• synergies
• Arduino
• central nervous system
• control
• electromyographic
• extended Kalman filter
• functional principal component analysis
• human upper limb
• inertial measurement units
• joint angle
• kinematic model
• minimum variance estimation
• neural network
• non-negative matrix factorization
• non-negative matrix factorization time varying
• principal component analysis
• robotic protheses
• Simulink
• TinyML

In this work, I investigate how the synergistic coupling between different upper limb degrees of freedom can be exploited to estimate the temporal evolution of the muscular-skeletal state (electromyographic EMG and kinematics measurements) of the whole limb, from a reduced number of noisy data.
First, I applied the functional component analysis to EMG and postural data of human upper limb to obtain the basis functions.
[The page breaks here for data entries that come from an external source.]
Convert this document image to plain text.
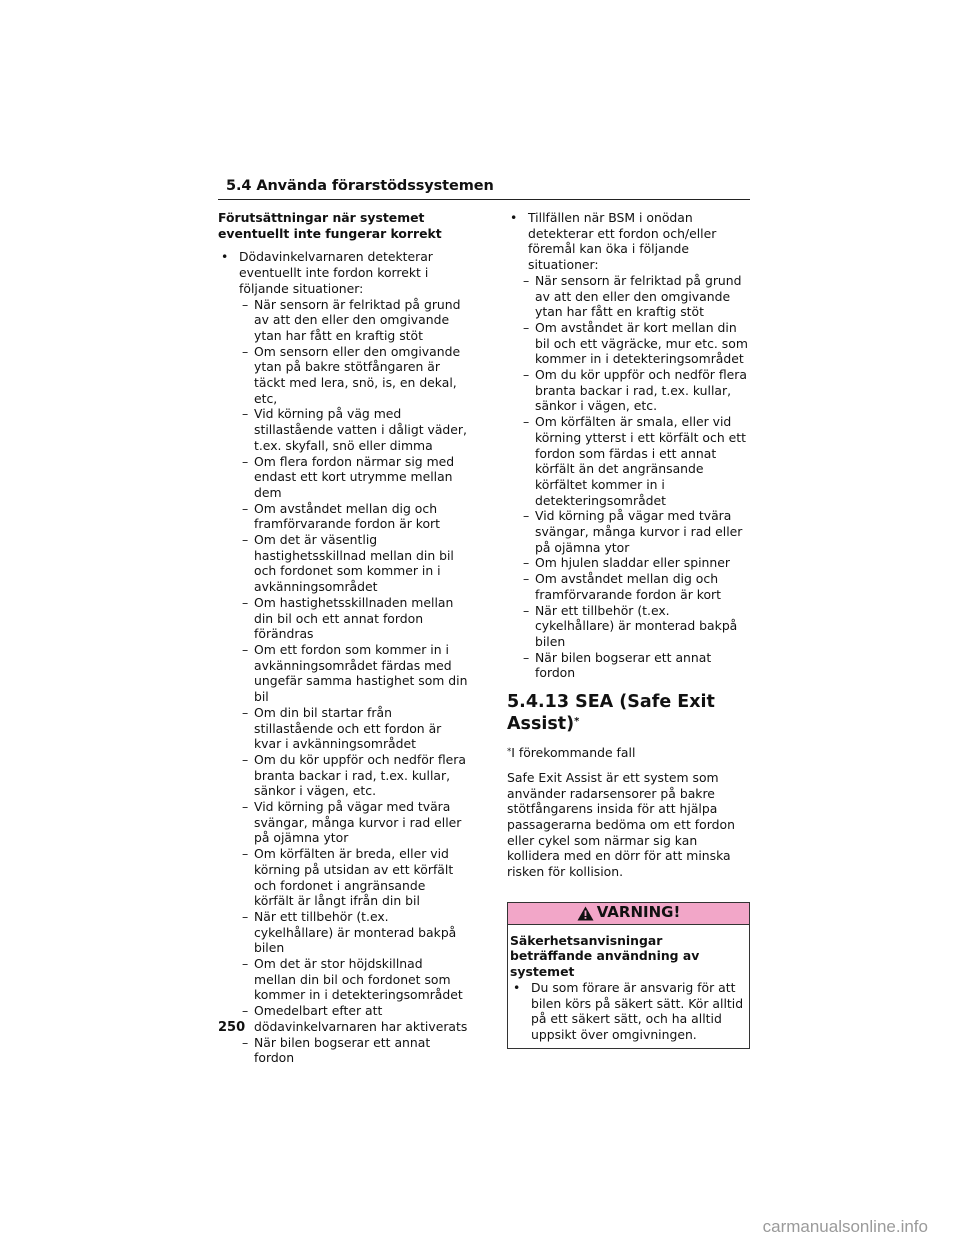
5.4 Använda förarstödssystemen
Förutsättningar när systemet eventuellt inte fungerar korrekt
• Dödavinkelvarnaren detekterar eventuellt inte fordon korrekt i följande situationer:
– När sensorn är felriktad på grund av att den eller den omgivande ytan har fått en kraftig stöt
– Om sensorn eller den omgivande ytan på bakre stötfångaren är täckt med lera, snö, is, en dekal, etc,
– Vid körning på väg med stillastående vatten i dåligt väder, t.ex. skyfall, snö eller dimma
– Om flera fordon närmar sig med endast ett kort utrymme mellan dem
– Om avståndet mellan dig och framförvarande fordon är kort
– Om det är väsentlig hastighetsskillnad mellan din bil och fordonet som kommer in i avkänningsområdet
– Om hastighetsskillnaden mellan din bil och ett annat fordon förändras
– Om ett fordon som kommer in i avkänningsområdet färdas med ungefär samma hastighet som din bil
– Om din bil startar från stillastående och ett fordon är kvar i avkänningsområdet
– Om du kör uppför och nedför flera branta backar i rad, t.ex. kullar, sänkor i vägen, etc.
– Vid körning på vägar med tvära svängar, många kurvor i rad eller på ojämna ytor
– Om körfälten är breda, eller vid körning på utsidan av ett körfält och fordonet i angränsande körfält är långt ifrån din bil
– När ett tillbehör (t.ex. cykelhållare) är monterad bakpå bilen
– Om det är stor höjdskillnad mellan din bil och fordonet som kommer in i detekteringsområdet
– Omedelbart efter att dödavinkelvarnaren har aktiverats
– När bilen bogserar ett annat fordon
• Tillfällen när BSM i onödan detekterar ett fordon och/eller föremål kan öka i följande situationer:
– När sensorn är felriktad på grund av att den eller den omgivande ytan har fått en kraftig stöt
– Om avståndet är kort mellan din bil och ett vägräcke, mur etc. som kommer in i detekteringsområdet
– Om du kör uppför och nedför flera branta backar i rad, t.ex. kullar, sänkor i vägen, etc.
– Om körfälten är smala, eller vid körning ytterst i ett körfält och ett fordon som färdas i ett annat körfält än det angränsande körfältet kommer in i detekteringsområdet
– Vid körning på vägar med tvära svängar, många kurvor i rad eller på ojämna ytor
– Om hjulen sladdar eller spinner
– Om avståndet mellan dig och framförvarande fordon är kort
– När ett tillbehör (t.ex. cykelhållare) är monterad bakpå bilen
– När bilen bogserar ett annat fordon
5.4.13 SEA (Safe Exit Assist)*
*I förekommande fall
Safe Exit Assist är ett system som använder radarsensorer på bakre stötfångarens insida för att hjälpa passagerarna bedöma om ett fordon eller cykel som närmar sig kan kollidera med en dörr för att minska risken för kollision.
VARNING!
Säkerhetsanvisningar beträffande användning av systemet
• Du som förare är ansvarig för att bilen körs på säkert sätt. Kör alltid på ett säkert sätt, och ha alltid uppsikt över omgivningen.
250
carmanualsonline.info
Then, I combined this functions with the scarce sensory information to solve minimum variance estimation. Furthermore, this approach integrated with an optimization problem allows us to identify which degrees of freedom should be measured to minimize the a posteriori covariance matrix.
Finally, leveraging the coupling between the upper limb degrees of freedom, I developed a control strategy for robotic trans-radial prostheses in which a neural network is trained to predict -from a given motion of the residual limb composed by the shoulder and the elbow- the most likely motion of the three-degrees of freedom wrist. I performed a first implementation of the sensing and computational framework using four Inertial Measurement Units to track the motion of the residual upper limb that was fed into the motion predictor. The deployment of the neural architecture was performed at the edge on an Arduino Nano 33 BLE board, minimizing the usage of external computational sources. Extensive experiments to test the proposed framework were carried out using a virtual avatar.